ABSTRACT
In response to the COVID-19 global pandemic, recent research has proposed creating deep learning based models that use chest radiographs (CXRs) in a variety of clinical tasks to help manage the crisis. However, the size of existing datasets of CXRs from COVID-19+ patients are relatively small, and researchers often pool CXR data from multiple sources, for example, using different x-ray machines in various patient populations under different clinical scenarios. Deep learning models trained on such datasets have been shown to overfit to erroneous features instead of learning pulmonary characteristics – a phenomenon known as shortcut learning. We propose adding feature disentanglement to the training process, forcing the models to identify pulmonary features from the images while penalizing them for learning features that can discriminate between the original datasets that the images come from. We find that models trained in this way indeed have better generalization performance on unseen data; in the best case we found that it improved AUC by 0.13 on held out data. We further find that this outperforms masking out non-lung parts of the CXRs and performing histogram equalization, both of which are recently proposed methods for removing biases in CXR datasets.
Competing Interest Statement
A. Lee reports support from the US Food and Drug Administration, grants from Santen, Regeneron, Carl Zeiss Meditec, and Novartis, personal fees from Genentech, Topcon, and Verana Health, outside of the submitted work. This article does not reflect the opinions of the Food and Drug Administration. C.R, A.T., A.O, R.D., and J.M.L.F. were supported by the Microsoft Corporation. and have no other relevant financial or non-financial interests to disclose. J.M.L.F. additionally receives personal fees from Singularity University as a speaker. J.D. and S.G. are supported by IRIS. S.G. is additionally a consultant/advisor for Alcon Laboratories, Allergan, Inc., Andrews Institute, GENENTECH, Novartis, Alcon Pharmaceuticals, Regeneron Pharmaceuticals, Inc., Roche Diagnostics, and Spark Therapeutics, Inc. as well as an equity owner in IRIS, Retina Specialty Institute, and USRetina. M.B., P.K.B., W.C.L., and J.K.C. have no relevant financial or non-financial interests to disclose.
Funding Statement
AT, CR, AO, RD, and JMLF were supported by Microsoft AI for Health. JD and SG were supported by IRIS. AL was supported by NIH/NEI K23EY029246 and an unrestricted grant from Research to Prevent Blindness. PB was supported by grants from the Digestive and Kidney Diseases K23DK116967. WCL was supported by unrestricted research funds to WCL from the Department of Medicine, University of Washington. The sponsors / funding organizations had no role in the design or conduct of this research.
Author Declarations
I confirm all relevant ethical guidelines have been followed, and any necessary IRB and/or ethics committee approvals have been obtained.
Yes
The details of the IRB/oversight body that provided approval or exemption for the research described are given below:
We received retrospective approval from the IRB of Sun Yat-Sen University to use the CC-CCII dataset in this study. All patient information is de-identified and anonymized in this dataset and it was approved for validation studies. All other data we use is publicly available.
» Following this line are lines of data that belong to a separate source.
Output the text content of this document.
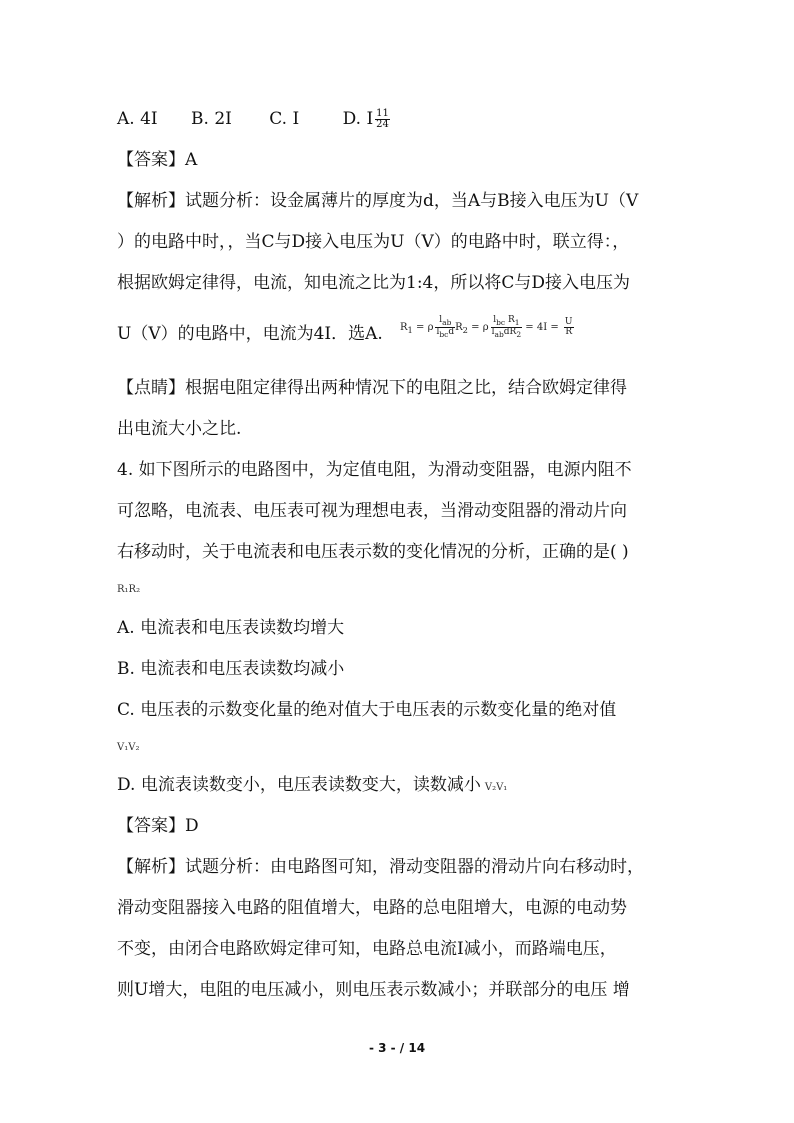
A. 4I B. 2I C. I	D. I $\frac{11}{24}$
【答案】A
【解析】试题分析：设金属薄片的厚度为d，当A与B接入电压为U（V
）的电路中时，，当C与D接入电压为U（V）的电路中时，联立得：，
根据欧姆定律得，电流，知电流之比为1:4，所以将C与D接入电压为
U（V）的电路中，电流为4I．选A. $R_1 = \rho \frac{l_{ab}}{l_{bc}d} R_2 = \rho \frac{l_{bc} R_1}{l_{ab}dR_2} = 4I = \frac{U}{R}$
【点睛】根据电阻定律得出两种情况下的电阻之比，结合欧姆定律得
出电流大小之比.
4. 如下图所示的电路图中，为定值电阻，为滑动变阻器，电源内阻不
可忽略，电流表、电压表可视为理想电表，当滑动变阻器的滑动片向
右移动时，关于电流表和电压表示数的变化情况的分析，正确的是( )
R₁R₂
A. 电流表和电压表读数均增大
B. 电流表和电压表读数均减小
C. 电压表的示数变化量的绝对值大于电压表的示数变化量的绝对值
V₁V₂
D. 电流表读数变小，电压表读数变大，读数减小 V₂V₁
【答案】D
【解析】试题分析：由电路图可知，滑动变阻器的滑动片向右移动时，
滑动变阻器接入电路的阻值增大，电路的总电阻增大，电源的电动势
不变，由闭合电路欧姆定律可知，电路总电流I减小，而路端电压，
则U增大，电阻的电压减小，则电压表示数减小；并联部分的电压 增
- 3 - / 14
All necessary patient/participant consent has been obtained and the appropriate institutional forms have been archived.
Yes
I understand that all clinical trials and any other prospective interventional studies must be registered with an ICMJE-approved registry, such as ClinicalTrials.gov. I confirm that any such study reported in the manuscript has been registered and the trial registration ID is provided (note: if posting a prospective study registered retrospectively, please provide a statement in the trial ID field explaining why the study was not registered in advance).
Yes
I have followed all appropriate research reporting guidelines and uploaded the relevant EQUATOR Network research reporting checklist(s) and other pertinent material as supplementary files, if applicable.
Yes
Data Availability
The COVIDx dataset is publicly available and can be found at the links provided in the "Data Availability Links" section. The CC-CCII dataset that we use is not publicly available.